Vaginal bleeding occurs during 15-25% of first trimester pregnancies.

Of first trimester pregnancies with vaginal bleeding half go on to miscarry and half bring the fetus to term.

Vaginal bleeding in pregnancy: 

complications to the placenta, such as placental abruption and placenta previa, miscarriage, ectopic pregnancy, molar pregnancy, incompetent cervix, uterine rupture, and preterm labor.

Common causes of postmenopausal vaginal bleeding: Endometrial atrophy, uterine fibroids, and endometrial cancer.

About 10% of cases of postmenopausal bleeding are due to endometrial cancer.

Women with fibroids do not always have symptoms, but some experience vaginal bleeding between periods.

The cause of the bleeding can often be discerned on the basis of the bleeding history, physical examination, and other medical tests.

The physical examination for evaluating vaginal bleeding typically includes visualization of the cervix with a speculum, a bimanual exam, and a rectovaginal exam. 

Typically a pregnancy test is performed.

Abnormal endometrium may have to be investigated by a hysteroscopy with a biopsy or a dilation and curettage.

In postmenopausal vaginal bleeding, the primary goal of any diagnostic evaluations is to exclude endometrial hyperplasia and malignancy. 

Transvaginal ultrasonography and endometrial sampling are common methods for an initial evaluation of postmenopausal bleeding.

Endometrial sampling is indicated if having the following findings and/or symptoms: 

Endometrial thickness greater than 4 mm

Diffuse or focal increased echogenicity

Failure to visualize the endometrium

Persistent or recurrent bleeding regardless of endometrial thickness.

Complications of vaginal bleeding:

Severe acute bleeding, as with ectopic pregnancy and post-partum hemorrhage, leads to hypovolemia and possibly shock.

Severe acute  vaginal bleeding

is a medical emergency and requires hospitalization.

Uncontrolled life-threatening bleeding may require uterine artery embolization,

laparotomy occasionally leading to hysterectomy.

A complication from protracted vaginal blood loss is iron deficiency anemia.
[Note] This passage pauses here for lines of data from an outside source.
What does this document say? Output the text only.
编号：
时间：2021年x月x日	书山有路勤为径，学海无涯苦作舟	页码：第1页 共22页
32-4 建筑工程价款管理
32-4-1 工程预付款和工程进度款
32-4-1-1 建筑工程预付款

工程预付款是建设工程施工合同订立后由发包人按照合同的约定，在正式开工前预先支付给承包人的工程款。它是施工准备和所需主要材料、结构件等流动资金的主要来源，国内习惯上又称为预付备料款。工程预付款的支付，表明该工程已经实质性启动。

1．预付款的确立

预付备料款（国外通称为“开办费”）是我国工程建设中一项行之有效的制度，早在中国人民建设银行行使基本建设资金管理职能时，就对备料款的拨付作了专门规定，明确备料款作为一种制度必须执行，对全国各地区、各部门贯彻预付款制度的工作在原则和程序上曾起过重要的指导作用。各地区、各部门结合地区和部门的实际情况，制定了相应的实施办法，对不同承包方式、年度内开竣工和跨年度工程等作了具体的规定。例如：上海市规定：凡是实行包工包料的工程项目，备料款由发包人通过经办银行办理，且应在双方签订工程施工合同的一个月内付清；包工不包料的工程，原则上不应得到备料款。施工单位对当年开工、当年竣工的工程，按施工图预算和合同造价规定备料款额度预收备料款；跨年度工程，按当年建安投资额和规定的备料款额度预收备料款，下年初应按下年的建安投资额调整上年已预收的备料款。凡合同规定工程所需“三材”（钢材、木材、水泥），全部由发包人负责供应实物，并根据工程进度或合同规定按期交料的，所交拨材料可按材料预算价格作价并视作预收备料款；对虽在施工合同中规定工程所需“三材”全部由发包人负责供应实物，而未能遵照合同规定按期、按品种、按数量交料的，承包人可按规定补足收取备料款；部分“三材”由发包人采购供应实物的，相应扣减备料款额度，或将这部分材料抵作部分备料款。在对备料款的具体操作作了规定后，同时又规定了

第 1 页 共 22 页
The most common cause of prepubertal vaginal bleeding is usually considered to be a foreign body inserted into the vaginal canal, which is frequently associated with pelvic pain, foul discharge, or recurrent genitourinary infections.

Foreign bodies  inserted into the vaginal canal can be due to normal self-exploration or can be indicative of sexual abuse.
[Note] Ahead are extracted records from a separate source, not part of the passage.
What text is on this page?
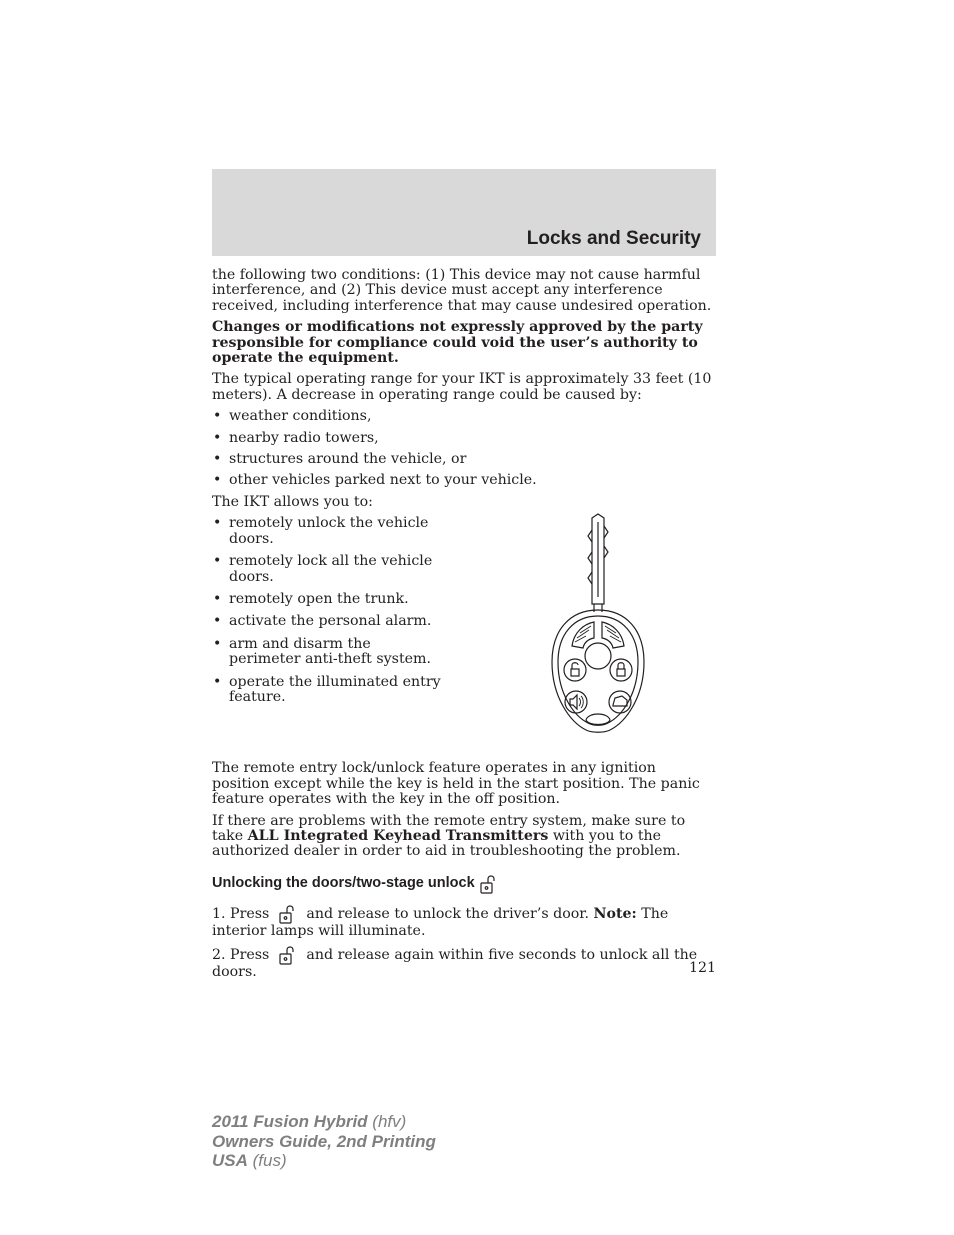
Locks and Security

the following two conditions: (1) This device may not cause harmful interference, and (2) This device must accept any interference received, including interference that may cause undesired operation.

Changes or modifications not expressly approved by the party responsible for compliance could void the user’s authority to operate the equipment.

The typical operating range for your IKT is approximately 33 feet (10 meters). A decrease in operating range could be caused by:

• weather conditions,
• nearby radio towers,
• structures around the vehicle, or
• other vehicles parked next to your vehicle.

The IKT allows you to:

• remotely unlock the vehicle doors.
• remotely lock all the vehicle doors.
• remotely open the trunk.
• activate the personal alarm.
• arm and disarm the perimeter anti-theft system.
• operate the illuminated entry feature.

The remote entry lock/unlock feature operates in any ignition position except while the key is held in the start position. The panic feature operates with the key in the off position.

If there are problems with the remote entry system, make sure to take ALL Integrated Keyhead Transmitters with you to the authorized dealer in order to aid in troubleshooting the problem.

Unlocking the doors/two-stage unlock

1. Press	and release to unlock the driver’s door. Note: The interior lamps will illuminate.

2. Press	and release again within five seconds to unlock all the doors.	121
2011 Fusion Hybrid (hfv)
Owners Guide, 2nd Printing
USA (fus)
Genitourinary injury is also a common cause of vaginal bleeding.

Genitourinary injury is often the most common cause of hospitalization or emergency department visits for prepubertal vaginal bleeding, comprising up to 45% of such cases: straddle injury, which often occurs during a fall, often on a sharp edge, and can cause lacerations between the labial folds.


Hormonal management is usually the first option used to treat acute abnormal uterine bleeding: birth control pills, medroxyprogesterone acetate and conjugated equine estrogen.

Long-term treatments include hormonal IUD insertion, birth control pills, progestin pills or progestin shots and NSAIDs such as ibuprofen.

Surgical treatments may also be considered:  dilation & curettage, endometrial ablation, and hysterectomy.